Sita Gyawali is one of Jha’s students who monitors the spread of the destructive invasive weed Chromolaena odorata, which alters soil health and is poisonous to cattle. Using satellite images, she showed the weed’s coverage in Nepal has more than doubled over the past 30 years and is expanding mostly in the midhill region, which encompasses the country’s most fertile valleys.

Student Dol Raj Luitel found that the habitat for finger millet — a valuable food crop for resource-poor communities in Nepal — will significantly decline in the future because of increased invasive weed spread. Student Srijana Paudel found that the invasive weed Mikania micrantha, which prevents seedlings of other species from emerging, has increased in spread by over 700 percent since 1990.
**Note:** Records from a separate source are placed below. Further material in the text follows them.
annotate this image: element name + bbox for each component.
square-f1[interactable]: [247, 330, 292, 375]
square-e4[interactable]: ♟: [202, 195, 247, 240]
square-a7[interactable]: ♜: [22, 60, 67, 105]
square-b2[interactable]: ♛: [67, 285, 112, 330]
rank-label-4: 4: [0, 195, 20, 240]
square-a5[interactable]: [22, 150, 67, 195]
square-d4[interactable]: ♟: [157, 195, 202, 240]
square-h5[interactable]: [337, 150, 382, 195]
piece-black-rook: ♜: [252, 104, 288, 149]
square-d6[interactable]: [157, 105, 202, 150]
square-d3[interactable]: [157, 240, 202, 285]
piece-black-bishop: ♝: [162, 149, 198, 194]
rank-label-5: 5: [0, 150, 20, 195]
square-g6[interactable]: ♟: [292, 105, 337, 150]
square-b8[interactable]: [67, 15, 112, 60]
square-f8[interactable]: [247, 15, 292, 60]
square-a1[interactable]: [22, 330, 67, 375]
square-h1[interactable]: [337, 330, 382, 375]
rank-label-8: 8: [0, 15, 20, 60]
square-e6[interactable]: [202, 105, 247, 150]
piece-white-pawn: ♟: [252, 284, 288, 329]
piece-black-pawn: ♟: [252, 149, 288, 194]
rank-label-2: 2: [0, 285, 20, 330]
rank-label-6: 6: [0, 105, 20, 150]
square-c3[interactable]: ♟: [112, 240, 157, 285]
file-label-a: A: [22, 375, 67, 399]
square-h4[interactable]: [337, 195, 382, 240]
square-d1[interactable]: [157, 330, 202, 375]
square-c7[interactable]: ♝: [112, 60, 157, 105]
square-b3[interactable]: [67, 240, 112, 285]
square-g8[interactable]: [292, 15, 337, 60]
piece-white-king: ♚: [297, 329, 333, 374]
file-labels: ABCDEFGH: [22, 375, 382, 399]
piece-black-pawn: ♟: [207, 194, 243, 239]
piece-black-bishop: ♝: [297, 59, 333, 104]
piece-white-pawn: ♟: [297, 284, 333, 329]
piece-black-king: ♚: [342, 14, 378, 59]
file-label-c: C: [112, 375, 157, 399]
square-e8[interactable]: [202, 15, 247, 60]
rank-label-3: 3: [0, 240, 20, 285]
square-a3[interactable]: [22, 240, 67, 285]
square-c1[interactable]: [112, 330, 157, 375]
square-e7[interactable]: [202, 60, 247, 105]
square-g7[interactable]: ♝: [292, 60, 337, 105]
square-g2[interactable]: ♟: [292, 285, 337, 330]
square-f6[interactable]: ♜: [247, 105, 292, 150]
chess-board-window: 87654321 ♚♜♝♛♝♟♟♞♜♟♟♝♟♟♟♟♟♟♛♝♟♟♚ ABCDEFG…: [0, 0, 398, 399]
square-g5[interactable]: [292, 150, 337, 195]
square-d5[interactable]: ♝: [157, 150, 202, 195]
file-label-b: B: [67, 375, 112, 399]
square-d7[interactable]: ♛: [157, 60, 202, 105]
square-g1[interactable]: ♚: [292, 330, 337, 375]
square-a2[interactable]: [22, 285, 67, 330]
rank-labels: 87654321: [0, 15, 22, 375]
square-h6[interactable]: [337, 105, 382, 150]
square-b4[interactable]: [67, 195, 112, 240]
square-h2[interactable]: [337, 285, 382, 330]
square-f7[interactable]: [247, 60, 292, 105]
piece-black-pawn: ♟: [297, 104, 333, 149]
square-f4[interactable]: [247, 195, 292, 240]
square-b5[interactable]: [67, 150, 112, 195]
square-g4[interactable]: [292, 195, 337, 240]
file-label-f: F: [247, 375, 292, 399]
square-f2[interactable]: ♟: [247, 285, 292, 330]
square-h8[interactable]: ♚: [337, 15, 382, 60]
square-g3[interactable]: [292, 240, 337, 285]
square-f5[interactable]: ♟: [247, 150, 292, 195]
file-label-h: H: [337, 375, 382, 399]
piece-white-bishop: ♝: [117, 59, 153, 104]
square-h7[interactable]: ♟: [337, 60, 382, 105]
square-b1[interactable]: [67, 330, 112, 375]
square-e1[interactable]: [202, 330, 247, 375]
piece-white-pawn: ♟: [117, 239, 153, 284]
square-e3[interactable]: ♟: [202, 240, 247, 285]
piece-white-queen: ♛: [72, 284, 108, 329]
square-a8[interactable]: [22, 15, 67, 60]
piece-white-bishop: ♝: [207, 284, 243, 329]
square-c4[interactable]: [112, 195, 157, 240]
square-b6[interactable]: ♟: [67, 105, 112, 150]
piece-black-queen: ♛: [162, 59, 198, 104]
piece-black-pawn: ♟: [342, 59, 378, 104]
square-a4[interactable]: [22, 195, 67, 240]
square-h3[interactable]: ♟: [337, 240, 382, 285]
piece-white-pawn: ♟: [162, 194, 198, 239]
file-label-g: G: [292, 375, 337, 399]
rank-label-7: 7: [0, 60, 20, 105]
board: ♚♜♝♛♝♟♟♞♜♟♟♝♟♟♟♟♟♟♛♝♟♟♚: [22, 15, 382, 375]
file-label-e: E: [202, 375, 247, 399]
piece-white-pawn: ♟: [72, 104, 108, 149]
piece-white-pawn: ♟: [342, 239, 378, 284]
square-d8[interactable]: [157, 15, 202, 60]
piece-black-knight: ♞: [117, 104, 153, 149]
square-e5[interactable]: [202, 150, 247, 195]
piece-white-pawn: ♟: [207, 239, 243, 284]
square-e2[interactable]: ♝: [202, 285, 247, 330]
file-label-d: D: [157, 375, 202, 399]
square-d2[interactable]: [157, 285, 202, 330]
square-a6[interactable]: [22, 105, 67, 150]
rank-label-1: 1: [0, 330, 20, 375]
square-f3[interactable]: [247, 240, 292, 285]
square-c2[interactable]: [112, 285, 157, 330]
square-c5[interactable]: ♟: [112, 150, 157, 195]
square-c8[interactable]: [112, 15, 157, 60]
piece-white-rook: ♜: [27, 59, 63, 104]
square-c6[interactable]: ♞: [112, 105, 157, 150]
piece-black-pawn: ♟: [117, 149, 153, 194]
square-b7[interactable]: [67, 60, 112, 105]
In just the past six years, the IPM Innovation Lab has supported the graduate degrees of 27 Nepali students spearheading invasive weed research throughout the country. Funded by the U.S. Agency for International Development and part of Outreach and International Affairs, the program has worked in Nepal for almost two decades.

The World Academy of Science fellows were announced at its General Conference. It is only the fourth time that a candidate from Nepal has been elected.